Almost without fail, any news story related to money for Oklahoma schools will attract commenters bitterly pointing out they thought the lottery was supposed to solve our education funding problems. So why hasn’t the lottery gotten Oklahoma out of the bottom rungs for education funding? The short answer is that the lottery helps some, but the boost it provides is far less than what has been cut from other revenue sources in recent years. For the long answer, read on.
In 2003, the Oklahoma Legislature sent two lottery measures to a vote of the people. SQ 705 created the State Lottery Commission, which was empowered to operate a statewide lottery, with 35 percent of ticket proceeds going to education. SQ 706 created the Oklahoma Education Lottery Trust Fund. It also required the State Board of Equalization to annually make sure the lottery is adding to education funding rather than replacing it, to prevent a situation in which the lottery gives with one hand and lawmakers take away with the other. If the Equalization Board finds that lottery is replacing education funds (also know as “supplanting”), then the Legislature is prohibited from making any appropriations until the amount of replaced funding is returned to the trust fund. Both state questions passed with about two-thirds majority support.
The contribution of the lottery to the Oklahoma Education Lottery Trust Fund has been steady since 2006 at about $70 million per year. That’s lower than the initial projections by lottery backers. Before video lottery machines were removed from the list of permitted games, former Governor Brad Henry had said a lottery could bring in $300 million per year for education.
The legislature appropriates money from the Lottery Trust Fund as part of the overall state budget bill. This year’s general appropriations bill (SB 2127) divides the lottery revenue for education as follows:
- $31.4 million for the K-12 school funding formula
- $3.5 million for the School Consolidation Assistance Fund
- $3.5 million for the Teachers’ Retirement System
- $3.8 million for Career Tech
- $27.6 million for higher education
In a time of cash-strapped budgets, these contributions from the lottery are certainly needed. However, they are a small piece in the context of Oklahoma’s overall school funding needs. The $31.4 million that the lottery provided to the school funding formula this year makes up just 1.7 percent of the formula. It works out to just $46 per student. Meanwhile overall state funding for the education formula is still down $172 million compared to fiscal year 2008, more than five times as much as the funding from the lottery.

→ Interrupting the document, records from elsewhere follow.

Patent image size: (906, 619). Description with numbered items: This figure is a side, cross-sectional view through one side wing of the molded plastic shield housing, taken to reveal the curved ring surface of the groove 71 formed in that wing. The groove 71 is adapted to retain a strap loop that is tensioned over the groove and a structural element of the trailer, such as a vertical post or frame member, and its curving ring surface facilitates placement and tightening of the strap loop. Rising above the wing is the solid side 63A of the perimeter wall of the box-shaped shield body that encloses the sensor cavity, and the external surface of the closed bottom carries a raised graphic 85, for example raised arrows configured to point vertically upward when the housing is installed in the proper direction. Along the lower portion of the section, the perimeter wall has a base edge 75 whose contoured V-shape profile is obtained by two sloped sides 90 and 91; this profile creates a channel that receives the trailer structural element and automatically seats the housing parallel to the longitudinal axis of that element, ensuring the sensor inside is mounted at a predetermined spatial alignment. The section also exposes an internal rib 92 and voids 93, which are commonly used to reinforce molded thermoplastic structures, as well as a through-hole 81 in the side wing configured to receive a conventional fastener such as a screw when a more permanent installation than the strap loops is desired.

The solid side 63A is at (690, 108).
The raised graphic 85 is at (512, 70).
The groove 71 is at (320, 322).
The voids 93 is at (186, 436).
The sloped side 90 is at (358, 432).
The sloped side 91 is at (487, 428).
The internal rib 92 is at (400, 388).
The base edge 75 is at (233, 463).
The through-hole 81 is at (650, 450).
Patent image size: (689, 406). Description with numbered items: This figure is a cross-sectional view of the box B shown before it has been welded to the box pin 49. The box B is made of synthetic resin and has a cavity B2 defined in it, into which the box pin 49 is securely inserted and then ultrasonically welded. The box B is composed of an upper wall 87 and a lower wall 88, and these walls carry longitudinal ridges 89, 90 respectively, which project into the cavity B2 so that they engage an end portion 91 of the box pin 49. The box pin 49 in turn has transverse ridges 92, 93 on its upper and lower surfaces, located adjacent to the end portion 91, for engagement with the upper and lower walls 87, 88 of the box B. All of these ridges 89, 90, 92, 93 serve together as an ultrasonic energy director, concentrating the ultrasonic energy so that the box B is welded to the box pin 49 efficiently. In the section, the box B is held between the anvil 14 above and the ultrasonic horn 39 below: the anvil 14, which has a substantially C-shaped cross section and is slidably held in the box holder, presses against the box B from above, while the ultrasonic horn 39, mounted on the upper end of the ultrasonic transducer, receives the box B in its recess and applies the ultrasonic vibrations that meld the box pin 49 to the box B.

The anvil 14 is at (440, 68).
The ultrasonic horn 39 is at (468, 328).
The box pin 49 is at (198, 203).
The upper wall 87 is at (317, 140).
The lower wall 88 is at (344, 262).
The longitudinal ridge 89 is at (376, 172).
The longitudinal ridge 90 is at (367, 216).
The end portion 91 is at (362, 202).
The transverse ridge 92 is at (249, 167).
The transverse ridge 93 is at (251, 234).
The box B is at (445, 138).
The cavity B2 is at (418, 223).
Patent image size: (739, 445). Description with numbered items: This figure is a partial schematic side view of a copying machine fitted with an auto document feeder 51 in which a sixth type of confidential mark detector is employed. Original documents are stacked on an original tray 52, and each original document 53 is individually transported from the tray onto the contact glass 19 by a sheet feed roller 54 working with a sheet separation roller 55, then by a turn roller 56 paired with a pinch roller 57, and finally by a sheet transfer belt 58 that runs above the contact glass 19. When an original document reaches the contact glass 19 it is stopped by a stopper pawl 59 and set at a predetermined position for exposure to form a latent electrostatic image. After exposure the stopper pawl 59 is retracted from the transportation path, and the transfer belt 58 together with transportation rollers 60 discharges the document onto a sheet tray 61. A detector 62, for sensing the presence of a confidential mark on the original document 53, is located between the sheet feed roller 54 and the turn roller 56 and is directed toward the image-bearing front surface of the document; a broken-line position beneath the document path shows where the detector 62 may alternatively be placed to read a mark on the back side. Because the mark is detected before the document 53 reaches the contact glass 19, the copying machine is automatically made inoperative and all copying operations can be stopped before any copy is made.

Since overall funding is down by more than the lottery added, does that mean lottery funds are supplanting education revenue? The Board of Equalization doesn’t see it that way. In normal years, the Board has found that if education funding without the Lottery is increasing, then that’s enough to show the lottery is not supplanting funding. In a year like FY 2010, when a severe funding shortfall caused education and almost every other area of state government to be slashed, the Board still found that the Lottery was not supplanting funding. They wrote:
Education funding in FY-2010 was affected negatively by the economic downturn and reduced funds available by 4.2%. As this reduction in funding is less than the overall reduction in authority for state revenues (6.4% as shown), education funding was not disproportionately adjusted. Additionally, authorized lottery funds were fully appropriated and only reflect the effects of the economic downturn. Therefore, the Oklahoma Education Lottery Trust Fund did not supplant funding for education.
In other words, education was not cut more than other government services, which shows that lawmakers did not take funding from schools because they knew the lottery would make up the difference.
In the big picture, the lottery is a small funding source that doesn’t come close to covering our responsibility to pay for the education of young Oklahomans. This year, lawmakers extended a tax break for horizontal drilling that cost 3.6 times more than the lottery collects for education. The year before, they approved income tax cuts projected to cost 3.4 times more than the lottery brings in. The lottery grows state revenue by inches, while lawmakers have been pruning off yards.